Despite the headwinds now facing the global economy, the S&P 500 rallied 1.5% last week, near to an all-time high.
However, despite this rally, according to Bank of America’s flows data, which is based on the buying and selling activities of clients of the bank, investors were small net sellers of US stocks for the second week in a row last week despite the S&P 500 strength.
According to Bank of America’s data, both institutional and private clients were net sellers of stocks last week, for the sixth and second weeks respectively. Both groups have sold stocks for the majority of weeks this year. Meanwhile, hedge funds were net buyers for the sixth week in a row. Over a longer time horizon, all three groups remained net sellers of equities year-to-date. Last week Bank of America clients sold net $407 million of equities.
Investors continue to sell stocks despite rally
The key takeaway from Bank of America’s data is that US private investors and institutional equity investors continue to desert the stock market in ever increasing numbers. Private clients flows have been negative since December 2007, and institutional selling has accelerated over the past 12 months — as shown in the chart below. When one things about the chart is quite incredible as it shows that all types of BAML clients which would likely be among the “smart money” have outflows since 07 and therefore missed the entire 09-present rally.

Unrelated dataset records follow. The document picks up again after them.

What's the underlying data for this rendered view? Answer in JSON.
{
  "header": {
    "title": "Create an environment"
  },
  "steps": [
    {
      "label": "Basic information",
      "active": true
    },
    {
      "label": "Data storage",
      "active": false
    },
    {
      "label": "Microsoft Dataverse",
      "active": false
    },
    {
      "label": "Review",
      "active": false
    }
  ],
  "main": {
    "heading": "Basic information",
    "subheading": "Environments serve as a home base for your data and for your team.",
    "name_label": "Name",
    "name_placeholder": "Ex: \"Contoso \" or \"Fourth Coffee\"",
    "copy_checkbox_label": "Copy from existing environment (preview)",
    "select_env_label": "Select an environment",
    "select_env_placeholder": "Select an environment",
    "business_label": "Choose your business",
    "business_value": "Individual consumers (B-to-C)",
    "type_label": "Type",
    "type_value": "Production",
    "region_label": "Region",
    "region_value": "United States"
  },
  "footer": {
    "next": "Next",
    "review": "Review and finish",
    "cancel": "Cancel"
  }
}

While corporate, institutional and hedge fund clients have been selling equities almost continually since the financial crisis, corporates have been picking up the slack via share buyback programs. Indeed, year-to-date corporate transactions going through Bank of America’s trading desks show net buying of $21.2 billion, compared to net selling of $11 billion by retail, $24.5 billion by institutional funds and $5.1 billion in selling by hedge funds. Last year, corporate transactions amounted to net buying of $40.8 billion compared to retail buying of $1.8 billion or sales of nearly $30 billion excluding ETFs.
In 2014, corporate transactions amounted to net buying of $44.9 billion, compared to retail net sales excluding ETF’s of $36 billion and institutional selling of $18.2 billion.
The two most important takeaways from this data are; (1) corporates appear to be the largest net buyers in this market; (2) retail investors are continuing to sell single stock names while reinvesting the funds into ETFs.
According to Bank of America’s data, last week investors poured $2.2 billion into ETF’s while pulling money out of single stock names. The sectors that seem to be the least favored by investors are Health Care, Industrials, and Tech. Bond proxy sectors, such as the Telecoms and Utility sectors saw the best performances on a sector basis. Telecoms saw net buying of $14 million while Utilities saw net selling of $100 million making it the second best performing sector after telecoms.